Harbor Freight (Northern Tool too, I think) sells hydraulic pipe benders
that come with interchangeable "jaws? mandrels?" of different sizes.
These aren't all that expensive and do a great job. They have a built
in rollers and a hydraulic jack that you manually pump to get the
bending. Easy to pump. Goes slow enough that there is no worry about
going too far too fast, Easy to get the desired radius of curvature.
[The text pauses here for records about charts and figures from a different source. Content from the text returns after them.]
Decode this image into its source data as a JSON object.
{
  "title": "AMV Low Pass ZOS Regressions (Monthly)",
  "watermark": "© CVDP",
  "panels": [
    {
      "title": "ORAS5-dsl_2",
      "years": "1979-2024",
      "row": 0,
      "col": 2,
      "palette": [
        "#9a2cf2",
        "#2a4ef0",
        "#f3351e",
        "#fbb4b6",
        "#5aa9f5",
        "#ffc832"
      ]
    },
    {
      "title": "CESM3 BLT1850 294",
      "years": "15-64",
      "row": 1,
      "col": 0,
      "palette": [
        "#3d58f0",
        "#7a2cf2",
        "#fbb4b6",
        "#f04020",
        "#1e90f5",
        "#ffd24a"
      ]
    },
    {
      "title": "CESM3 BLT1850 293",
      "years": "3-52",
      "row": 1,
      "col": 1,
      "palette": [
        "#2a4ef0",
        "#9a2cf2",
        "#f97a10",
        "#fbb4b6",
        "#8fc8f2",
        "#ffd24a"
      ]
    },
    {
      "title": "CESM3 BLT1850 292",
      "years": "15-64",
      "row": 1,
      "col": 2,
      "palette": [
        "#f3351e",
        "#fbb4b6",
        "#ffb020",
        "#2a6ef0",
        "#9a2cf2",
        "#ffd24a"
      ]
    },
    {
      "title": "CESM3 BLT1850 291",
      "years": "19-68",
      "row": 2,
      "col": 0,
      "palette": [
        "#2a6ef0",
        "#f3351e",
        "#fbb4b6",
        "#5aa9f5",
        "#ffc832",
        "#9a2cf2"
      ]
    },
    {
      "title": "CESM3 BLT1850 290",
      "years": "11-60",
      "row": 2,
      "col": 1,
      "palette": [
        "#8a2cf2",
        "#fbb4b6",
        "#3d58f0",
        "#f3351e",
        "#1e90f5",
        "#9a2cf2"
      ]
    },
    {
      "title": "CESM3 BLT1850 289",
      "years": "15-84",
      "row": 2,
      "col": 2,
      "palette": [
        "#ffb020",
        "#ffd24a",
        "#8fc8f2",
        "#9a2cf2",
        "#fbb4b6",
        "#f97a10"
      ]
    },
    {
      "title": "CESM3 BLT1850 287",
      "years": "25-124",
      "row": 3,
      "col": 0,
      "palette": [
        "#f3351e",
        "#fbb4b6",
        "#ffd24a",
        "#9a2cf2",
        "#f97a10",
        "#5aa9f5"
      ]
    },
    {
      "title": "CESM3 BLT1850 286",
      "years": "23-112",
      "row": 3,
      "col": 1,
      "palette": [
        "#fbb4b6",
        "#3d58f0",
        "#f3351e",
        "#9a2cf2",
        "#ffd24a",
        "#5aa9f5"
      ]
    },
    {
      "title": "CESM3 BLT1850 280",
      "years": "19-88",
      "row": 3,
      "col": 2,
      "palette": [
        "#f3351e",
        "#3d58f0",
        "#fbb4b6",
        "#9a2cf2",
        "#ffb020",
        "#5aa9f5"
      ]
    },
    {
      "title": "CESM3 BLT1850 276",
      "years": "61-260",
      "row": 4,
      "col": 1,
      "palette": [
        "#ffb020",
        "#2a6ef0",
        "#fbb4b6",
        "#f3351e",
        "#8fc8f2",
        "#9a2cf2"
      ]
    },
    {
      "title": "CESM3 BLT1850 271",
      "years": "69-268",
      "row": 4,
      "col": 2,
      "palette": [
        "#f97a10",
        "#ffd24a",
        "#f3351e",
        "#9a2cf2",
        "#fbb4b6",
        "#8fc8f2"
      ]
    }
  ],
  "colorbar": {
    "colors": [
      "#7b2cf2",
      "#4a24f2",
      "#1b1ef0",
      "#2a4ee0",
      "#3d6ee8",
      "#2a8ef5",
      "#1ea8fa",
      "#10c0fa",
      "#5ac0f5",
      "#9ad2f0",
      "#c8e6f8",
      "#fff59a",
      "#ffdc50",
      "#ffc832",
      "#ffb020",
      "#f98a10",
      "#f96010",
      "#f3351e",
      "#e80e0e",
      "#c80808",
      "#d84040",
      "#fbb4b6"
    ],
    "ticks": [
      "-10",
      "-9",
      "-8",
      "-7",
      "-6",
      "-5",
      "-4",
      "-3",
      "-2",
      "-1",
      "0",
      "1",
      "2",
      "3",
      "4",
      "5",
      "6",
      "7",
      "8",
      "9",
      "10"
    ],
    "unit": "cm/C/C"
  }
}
You can single handed bend a circle with a 20 ft length of rebar or make
a much tighter bend if desired. I have had mine for over 20 years.
Patrick NJ5G
On 10/20/2015 11:05 PM, Roger (K8RI) on TT wrote:
My opinion:
Typically the rebar only adds strength to the concrete base. IOW, You
don't need as large a base, or as strong a mix when rebar is used. If
you were "positive" the base could maintain structural integrity under
any conditions you wouldn't need rebar.
Regardless of whether welded or tied, The rebar normally doesn't need
a rigid connections. The ties only keep the rebar in place during the
pour.
If you don't need precision and are not making sharp bends in big
stuff you might be able to do the bending with a manual conduit
bender. Welding just makes building a rugged cage that can stand
rough handling easier. Just be sure to use rebar made for welding.
Welds on the normal stuff are quite fragile.
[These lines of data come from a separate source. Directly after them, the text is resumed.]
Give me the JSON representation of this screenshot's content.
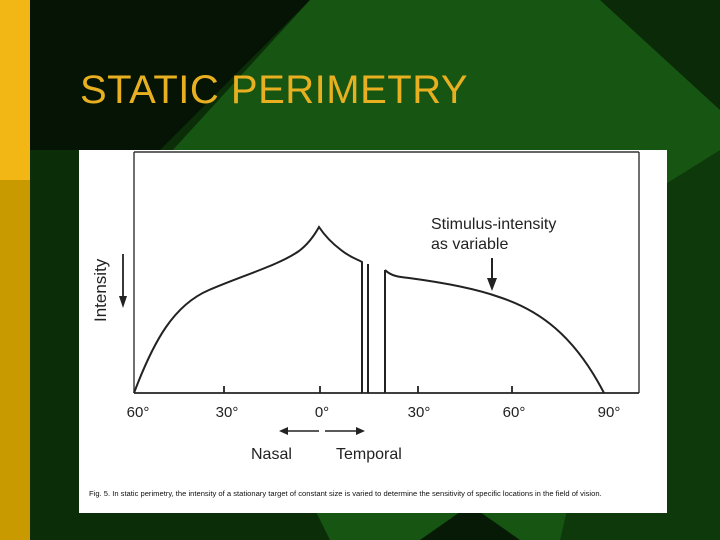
{
  "slide": {
    "title": "STATIC PERIMETRY",
    "colors": {
      "title": "#e8b020",
      "left_band": "#f2b715",
      "left_band_dark": "#c99a00",
      "bg_green": "#155410",
      "bg_dark": "#061806"
    }
  },
  "figure": {
    "y_axis_label": "Intensity",
    "annotation": [
      "Stimulus-intensity",
      "as variable"
    ],
    "x_ticks": [
      "60°",
      "30°",
      "0°",
      "30°",
      "60°",
      "90°"
    ],
    "nasal_label": "Nasal",
    "temporal_label": "Temporal",
    "caption": "Fig. 5. In static perimetry, the intensity of a stationary target of constant size is varied to determine the sensitivity of specific locations in the field of vision."
  }
}
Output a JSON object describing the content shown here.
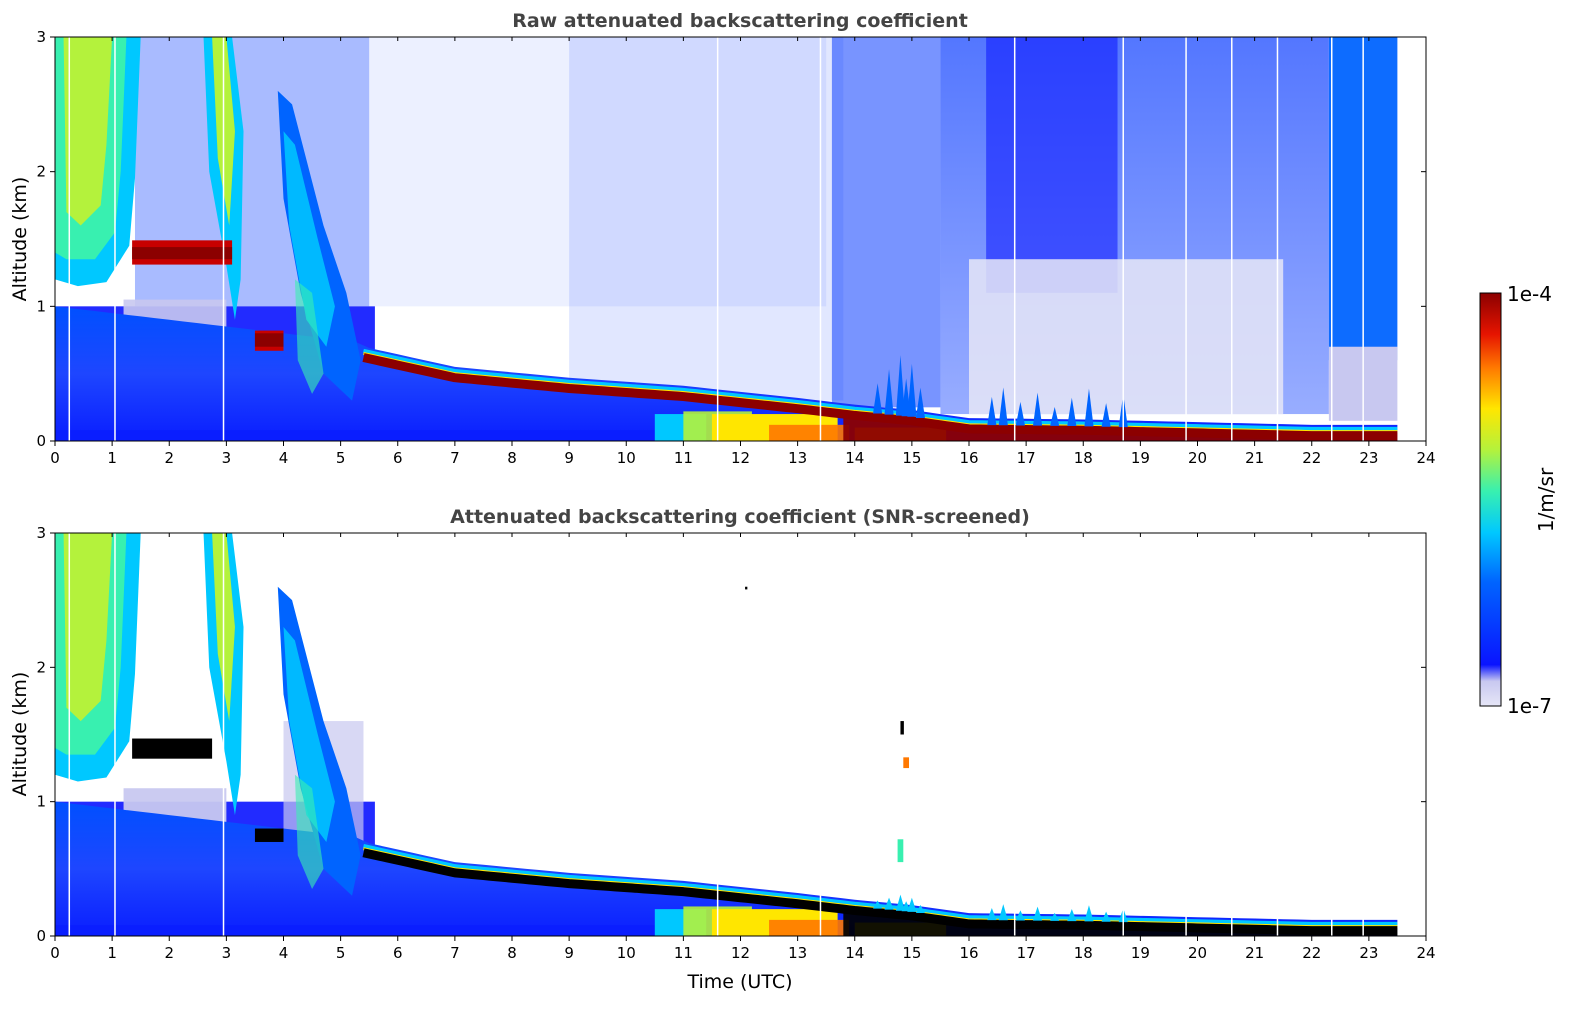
{
  "chart_data": [
    {
      "type": "heatmap",
      "title": "Raw attenuated backscattering coefficient",
      "xlabel": "",
      "ylabel": "Altitude (km)",
      "xlim": [
        0,
        24
      ],
      "ylim": [
        0,
        3
      ],
      "x_ticks": [
        "0",
        "1",
        "2",
        "3",
        "4",
        "5",
        "6",
        "7",
        "8",
        "9",
        "10",
        "11",
        "12",
        "13",
        "14",
        "15",
        "16",
        "17",
        "18",
        "19",
        "20",
        "21",
        "22",
        "23",
        "24"
      ],
      "y_ticks": [
        "0",
        "1",
        "2",
        "3"
      ],
      "data_end_hour": 23.5,
      "boundary_layer_top_km": [
        {
          "t": 5.4,
          "alt": 0.65
        },
        {
          "t": 7,
          "alt": 0.5
        },
        {
          "t": 9,
          "alt": 0.42
        },
        {
          "t": 11,
          "alt": 0.36
        },
        {
          "t": 13,
          "alt": 0.27
        },
        {
          "t": 14,
          "alt": 0.22
        },
        {
          "t": 15,
          "alt": 0.18
        },
        {
          "t": 16,
          "alt": 0.12
        },
        {
          "t": 18,
          "alt": 0.11
        },
        {
          "t": 20,
          "alt": 0.09
        },
        {
          "t": 22,
          "alt": 0.07
        },
        {
          "t": 23.5,
          "alt": 0.07
        }
      ],
      "cloud_layers": [
        {
          "t_start": 1.35,
          "t_end": 3.1,
          "alt_km": 1.4
        },
        {
          "t_start": 3.5,
          "t_end": 4.0,
          "alt_km": 0.75
        }
      ]
    },
    {
      "type": "heatmap",
      "title": "Attenuated backscattering coefficient (SNR-screened)",
      "xlabel": "Time (UTC)",
      "ylabel": "Altitude (km)",
      "xlim": [
        0,
        24
      ],
      "ylim": [
        0,
        3
      ],
      "x_ticks": [
        "0",
        "1",
        "2",
        "3",
        "4",
        "5",
        "6",
        "7",
        "8",
        "9",
        "10",
        "11",
        "12",
        "13",
        "14",
        "15",
        "16",
        "17",
        "18",
        "19",
        "20",
        "21",
        "22",
        "23",
        "24"
      ],
      "y_ticks": [
        "0",
        "1",
        "2",
        "3"
      ],
      "data_end_hour": 23.5
    }
  ],
  "colorbar": {
    "label": "1/m/sr",
    "max_label": "1e-4",
    "min_label": "1e-7",
    "colormap": [
      "#e6e6f7",
      "#c8c8f0",
      "#0a14ff",
      "#0064ff",
      "#00c8ff",
      "#38f0b0",
      "#b4f23c",
      "#ffe600",
      "#ff7800",
      "#e61400",
      "#8c0000"
    ]
  }
}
Bending rod, rerod, pipe, etc...into a circle is usually done with
three rollers. The rollers (Which usually have a radius cut into
them to keep the rod centered) are mounted in a triangular shape with
the bottom of the center one slightly below the tops of the outside
rollers (The height of this roller is adjustable). To bend much of
anything, these things can be pretty hefty. The distance between the
rollers is surprisingly short. Having them close reduces, or
eliminates waste.
There is a bit of a learning curve, but it's neither steep nor long. A
rough explanation: The center roller is raised so the rod can be
inserted over the outside rollers and under the center roller. Then
the center roller is lowered and tension applied. The first pass
produces a shallow arc. The center roller is lowered for each
successive pass which tightens the arc eventually into a circle
I've seen the rollers mounted into the top of a steel bench with a
movable center wheel. The rollers are powered and a center screw, or
hydraulic ram powers the movement of the center roller. With those
you have to be aware of the thd of tht piece coming back, or you could
skewer yourself.
73
Roger (K8RI
On 10/20/2015 11:29 AM, StellarCAT wrote:
Rohn says to use 8 #7 rebar (SERIOUSLY! 7/8”!!) ... and then it shows
‘#4 circular ties 2 1/2” OC with 2” cover with 24” laps’
huh?
I’ve always just dug a hole – usually around 3 x 3 x 3 ... put the
tower section in (with temp guys) ... put in a few pieces of 1/2” re
bar and been done with it .... but now I have to follow the Rohn
specifications which seem onerous at best (I know, I know – guys that
say “follow it to the letter”) ... and I’ve no clue what #4 circular
tie is. SURELY its not #4 rebar BENT in a circle!?
Googling so far hasn’t shown me anything that helps.